Je suis donc partie en exploration sur le monde des aidants et j’ai fait énormément de recherches, évidemment juridiques, mais aussi plus globales : j’ai découvert un monde passionnant et à partir de là, ça ne s’est plus arrêté. J’avais envie d’en savoir plus.
Quelle est selon vous la première problématique de la personne aidante ?
La solitude et l’isolement. Je crois qu’en tant qu’aidant, on a tendance à se replier sur soi-même, à ne pas avoir l’énergie d’aller vers les autres ou à trouver du réconfort auprès d’autres aidants qui traversent la même chose.
D’ailleurs, l’isolement est un vrai sujet, même en entreprise, pour les aidants qui travaillent. Il faut essayer de parler de plus en plus de ce sujet, pour que les gens en parlent, se reconnaissent et se rendent compte qu’ils ne sont pas seuls. C’est ce qu’il s’est passé pour moi au fur et à mesure des rencontres et des discussions.
Qu’est ce qui peut soutenir l’aidant au quotidien ?
Déjà, les proches peuvent soutenir l’aidant : le cercle privé qui partage cela avec lui et qu’on a parfois tendance à oublier. Pour moi en l’occurrence, c’est mon mari, ma fille, ma meilleure amie, les gens qui me sont très proches et qui sont au courant de cette situation depuis le début. Ce sont des piliers. Le cercle restreint qui nous entoure devient en quelque sorte l’aidant des aidants. Et en même temps, on ne peut pas s’appuyer uniquement sur eux parce que c’est très lourd à porter aussi pour eux.
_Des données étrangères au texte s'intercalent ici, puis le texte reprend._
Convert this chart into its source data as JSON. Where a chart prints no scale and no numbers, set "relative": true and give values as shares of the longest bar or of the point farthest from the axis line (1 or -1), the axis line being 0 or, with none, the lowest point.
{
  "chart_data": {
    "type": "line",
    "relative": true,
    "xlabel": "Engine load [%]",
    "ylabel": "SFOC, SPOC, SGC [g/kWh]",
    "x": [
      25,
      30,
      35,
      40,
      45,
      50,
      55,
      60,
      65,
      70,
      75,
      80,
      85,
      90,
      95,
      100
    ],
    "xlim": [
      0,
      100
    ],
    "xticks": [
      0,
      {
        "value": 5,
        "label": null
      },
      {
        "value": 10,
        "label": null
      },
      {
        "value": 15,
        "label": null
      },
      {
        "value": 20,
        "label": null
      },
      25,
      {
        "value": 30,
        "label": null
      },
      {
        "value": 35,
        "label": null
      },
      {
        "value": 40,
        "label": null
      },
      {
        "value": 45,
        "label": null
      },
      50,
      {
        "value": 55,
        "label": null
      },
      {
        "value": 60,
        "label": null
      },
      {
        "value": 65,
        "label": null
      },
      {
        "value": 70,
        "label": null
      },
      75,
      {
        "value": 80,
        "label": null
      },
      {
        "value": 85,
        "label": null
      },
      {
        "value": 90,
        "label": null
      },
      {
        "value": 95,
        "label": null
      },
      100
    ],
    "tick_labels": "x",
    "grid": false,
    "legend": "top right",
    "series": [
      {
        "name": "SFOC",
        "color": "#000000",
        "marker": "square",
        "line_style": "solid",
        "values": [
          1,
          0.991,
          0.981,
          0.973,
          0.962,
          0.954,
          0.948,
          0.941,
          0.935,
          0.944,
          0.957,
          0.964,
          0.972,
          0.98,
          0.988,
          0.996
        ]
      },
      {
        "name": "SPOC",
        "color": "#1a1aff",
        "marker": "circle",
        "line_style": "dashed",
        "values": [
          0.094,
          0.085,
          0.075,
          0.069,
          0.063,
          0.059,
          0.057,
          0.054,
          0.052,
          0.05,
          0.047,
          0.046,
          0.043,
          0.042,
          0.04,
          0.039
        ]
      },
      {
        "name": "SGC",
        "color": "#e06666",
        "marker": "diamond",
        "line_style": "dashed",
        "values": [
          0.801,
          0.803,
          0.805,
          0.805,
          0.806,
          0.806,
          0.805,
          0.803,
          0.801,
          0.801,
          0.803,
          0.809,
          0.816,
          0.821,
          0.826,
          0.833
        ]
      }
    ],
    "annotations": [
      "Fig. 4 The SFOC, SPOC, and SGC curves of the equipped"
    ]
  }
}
C’est important d’être aidé aussi par des professionnels. Je vois un psychologue toutes les semaines et ça me fait beaucoup de bien de parler de ça. L’aidant a le droit de demander de l’aide. Demander de l’aide, c’est très difficile et particulièrement pour des aidants qui ont l’impression qu’ils peuvent tout gérer. C’est très important d’arriver à se poser, d’identifier de quoi on pourrait avoir besoin, et d’arriver à le formuler. Parce que les gens qui sont autour de nous ne savent pas forcément comment nous aider et ils n’osent pas le faire. Il faut apprendre à faire le travail de formuler des demandes concrètes.
Et inversement ! Les gens qui nous entourent — que ce soient des collègues, des amis, des voisins, la famille — et qui aimeraient faire quelque chose peuvent aussi essayer de proposer une aide concrète. Ça peut être des choses simples comme faire des courses, préparer un plat maison, accompagner une personne à des rendez-vous médicaux : toutes ces choses qui vont aider dans un quotidien qui est déjà assez difficile comme ça.
Vous avez osé peu à peu parler de l’aidance autour de vous ?
J’ai mis du temps à évoquer ce sujet dans mon cercle proche, à mes amis, au travail, mais je l’ai fait. Et puis une fois que j’ai commencé à en parler, je ne pouvais plus m’arrêter. Je ne voulais plus me cacher : ça faisait partie de ma vie. Aujourd’hui, le travail que j’essaie de mettre en place c’est de donner plus de visibilité aux aidants.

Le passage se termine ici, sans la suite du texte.